The giant kingbird is found only on Cuba, where it has a highly disjunct distribution. There it is found along the northwestern coast, the southeastern coast, a few locations in the interior, and on Isla de la Juventud (the "Isle of Pines"). It formerly was found on Great Inagua and the Caicos Islands where it was last documented in 1891. There are also Pleistocene fossils from islands in the northern Bahamas. It has been documented as a vagrant in Mexico and possibly in Haiti, where its origin is uncertain. There are also undocumented sight records in Florida.
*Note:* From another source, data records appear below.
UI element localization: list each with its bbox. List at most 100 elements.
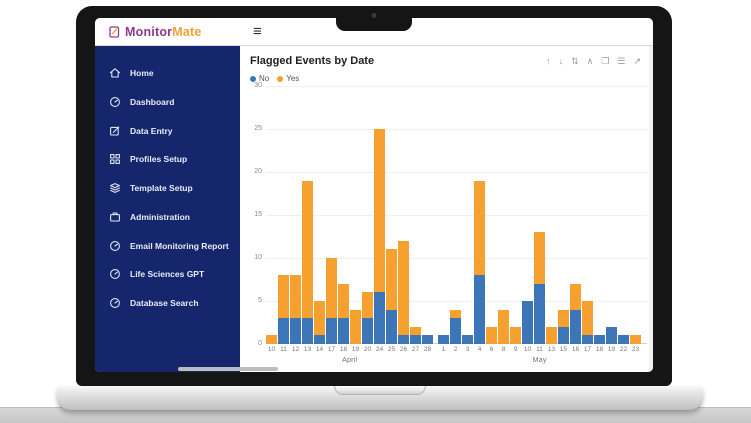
bar-may-16[interactable] <box>570 283 581 344</box>
bar-segment-no[interactable] <box>462 335 473 344</box>
sidebar-item-profiles-setup[interactable]: Profiles Setup <box>95 145 240 174</box>
bar-april-19[interactable] <box>350 309 361 344</box>
bar-segment-yes[interactable] <box>558 309 569 327</box>
bar-segment-yes[interactable] <box>570 283 581 310</box>
bar-may-22[interactable] <box>618 335 629 344</box>
copy-icon[interactable]: ❐ <box>601 55 610 66</box>
bar-april-25[interactable] <box>386 249 397 344</box>
sidebar-item-data-entry[interactable]: Data Entry <box>95 117 240 146</box>
bar-segment-no[interactable] <box>338 318 349 344</box>
bar-segment-yes[interactable] <box>374 129 385 293</box>
bar-segment-no[interactable] <box>386 309 397 344</box>
app-logo[interactable]: MonitorMate <box>109 25 237 39</box>
bar-segment-yes[interactable] <box>534 232 545 284</box>
vertical-scrollbar[interactable] <box>649 45 653 372</box>
sidebar-item-life-sciences-gpt[interactable]: Life Sciences GPT <box>95 260 240 289</box>
bar-segment-no[interactable] <box>438 335 449 344</box>
hamburger-icon[interactable]: ≡ <box>253 23 262 40</box>
sort-icon[interactable]: ⇅ <box>571 55 579 66</box>
bar-segment-yes[interactable] <box>486 326 497 344</box>
bar-segment-no[interactable] <box>314 335 325 344</box>
bar-april-24[interactable] <box>374 129 385 344</box>
sidebar-item-dashboard[interactable]: Dashboard <box>95 88 240 117</box>
bar-segment-no[interactable] <box>290 318 301 344</box>
bar-may-3[interactable] <box>462 335 473 344</box>
bar-may-15[interactable] <box>558 309 569 344</box>
bar-april-27[interactable] <box>410 326 421 344</box>
bar-april-10[interactable] <box>266 335 277 344</box>
bar-segment-yes[interactable] <box>266 335 277 344</box>
bar-segment-no[interactable] <box>302 318 313 344</box>
bar-may-1[interactable] <box>438 335 449 344</box>
arrow-up-icon[interactable]: ↑ <box>546 55 551 66</box>
sidebar-item-administration[interactable]: Administration <box>95 203 240 232</box>
bar-may-23[interactable] <box>630 335 641 344</box>
bar-segment-yes[interactable] <box>450 309 461 319</box>
bar-segment-no[interactable] <box>582 335 593 344</box>
bar-april-12[interactable] <box>290 275 301 344</box>
bar-may-10[interactable] <box>522 301 533 344</box>
bar-may-4[interactable] <box>474 180 485 344</box>
bar-segment-yes[interactable] <box>474 180 485 276</box>
bar-may-6[interactable] <box>486 326 497 344</box>
sidebar-item-email-monitoring-report[interactable]: Email Monitoring Report <box>95 232 240 261</box>
collapse-icon[interactable]: ∧ <box>586 55 594 66</box>
filter-icon[interactable]: ☰ <box>617 55 626 66</box>
bar-may-8[interactable] <box>498 309 509 344</box>
legend-item-no[interactable]: No <box>250 74 269 83</box>
bar-segment-no[interactable] <box>534 283 545 344</box>
bar-segment-yes[interactable] <box>386 249 397 310</box>
bar-segment-yes[interactable] <box>498 309 509 344</box>
bar-segment-no[interactable] <box>606 326 617 344</box>
bar-april-13[interactable] <box>302 180 313 344</box>
bar-segment-no[interactable] <box>374 292 385 344</box>
bar-segment-no[interactable] <box>450 318 461 344</box>
bar-may-18[interactable] <box>594 335 605 344</box>
bar-april-18[interactable] <box>338 283 349 344</box>
sidebar-item-database-search[interactable]: Database Search <box>95 289 240 318</box>
legend-item-yes[interactable]: Yes <box>277 74 299 83</box>
bar-april-14[interactable] <box>314 301 325 344</box>
bar-may-13[interactable] <box>546 326 557 344</box>
bar-segment-no[interactable] <box>570 309 581 344</box>
bar-april-11[interactable] <box>278 275 289 344</box>
bar-may-11[interactable] <box>534 232 545 344</box>
arrow-down-icon[interactable]: ↓ <box>558 55 564 66</box>
bar-segment-no[interactable] <box>278 318 289 344</box>
bar-segment-yes[interactable] <box>546 326 557 344</box>
bar-segment-yes[interactable] <box>362 292 373 319</box>
bar-segment-no[interactable] <box>362 318 373 344</box>
horizontal-scrollbar[interactable] <box>178 367 278 371</box>
bar-segment-no[interactable] <box>474 275 485 344</box>
bar-may-9[interactable] <box>510 326 521 344</box>
bar-april-26[interactable] <box>398 240 409 344</box>
bar-segment-yes[interactable] <box>314 301 325 336</box>
bar-april-28[interactable] <box>422 335 433 344</box>
bar-segment-yes[interactable] <box>302 180 313 319</box>
bar-segment-yes[interactable] <box>290 275 301 319</box>
bar-segment-no[interactable] <box>618 335 629 344</box>
expand-icon[interactable]: ↗ <box>633 55 641 66</box>
bar-segment-yes[interactable] <box>278 275 289 319</box>
bar-segment-no[interactable] <box>410 335 421 344</box>
bar-segment-no[interactable] <box>326 318 337 344</box>
bar-may-2[interactable] <box>450 309 461 344</box>
bar-segment-no[interactable] <box>398 335 409 344</box>
bar-segment-yes[interactable] <box>398 240 409 336</box>
bar-segment-yes[interactable] <box>582 301 593 336</box>
bar-april-17[interactable] <box>326 258 337 344</box>
bar-may-17[interactable] <box>582 301 593 344</box>
sidebar-item-template-setup[interactable]: Template Setup <box>95 174 240 203</box>
bar-segment-no[interactable] <box>422 335 433 344</box>
bar-april-20[interactable] <box>362 292 373 344</box>
bar-segment-yes[interactable] <box>410 326 421 336</box>
bar-may-19[interactable] <box>606 326 617 344</box>
bar-segment-no[interactable] <box>522 301 533 344</box>
bar-segment-no[interactable] <box>594 335 605 344</box>
bar-segment-no[interactable] <box>558 326 569 344</box>
bar-segment-yes[interactable] <box>510 326 521 344</box>
bar-segment-yes[interactable] <box>630 335 641 344</box>
bar-segment-yes[interactable] <box>326 258 337 319</box>
bar-segment-yes[interactable] <box>338 283 349 319</box>
sidebar-item-home[interactable]: Home <box>95 59 240 88</box>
The giant kingbird primarily inhabits tall forest and the borders of rivers and swamps in the lowlands. It also occurs in pine and mixed pine-deciduous woodlands and open swamps and dry savanna with scattered tall trees. In some areas it occurs in groves of palms interspersed with coffee and cacao plantations. In all areas it appears to require a canopy height of at least 13 m. In elevation it ranges from sea level to 1100 m.

==Behavior==
===Movement===

The giant kingbird is a sedentary year-round resident.

===Feeding===

The giant kingbird feeds primarily on large insects and also includes small vertebrates and fruit in its diet. It usually forages singly or in pairs, perching on an exposed branch in a tall tree. It usually captures insects in mid-air and possibly gleans them during a sally from the perch. It usually takes fruit while briefly hovering.

===Breeding===

The giant kingbird is very territorial and defends its patch against other giant kingbirds and other birds as large as Cuban crows (Corvus nasicus) and American kestrels (Falco sparverius). It appears to be monogamous and pairs appear to form year-long bonds. It breeds between March and June. Its nest is an unlined cup made from small twigs, roots, and dried grass and is typically placed in a branch fork between about 13 and 22 m above the ground. The usual clutch is two or three eggs that are creamy white with reddish, lilac, and gray speckles and spots. The incubation period is 17 to 18 days and the female alone is believed to incubate. The time to fledging and other details of parental care are not known.

===Vocalization===

The giant kingbird's principal vocalization is "a loud, burry tooe-tooe-tooee-tooee-tooee chatter". It also makes a four-syllable call, and pairs sometimes sing in duet.

==Status==

The IUCN originally in 1988 assessed the giant kingbird as being of Least Concern but since 1994 has assessed it as Endangered. It has a "severely fragmented" population estimated at 250 to 1000 mature individuals that is believed to be decreasing. "The precise reasons for this species's decline are unclear, but habitat loss, and especially loss of large trees suitable for nesting, from logging and agricultural conversion may at least a contributory factor. The species has however, been shown to strongly utilise forest gaps and disturbed edges, hence potentially offsetting some of the impacts of ongoing habitat loss." It does occur in four protected areas, and "recent records of new localities indicate that the species might have a wider distribution across the island than previously thought".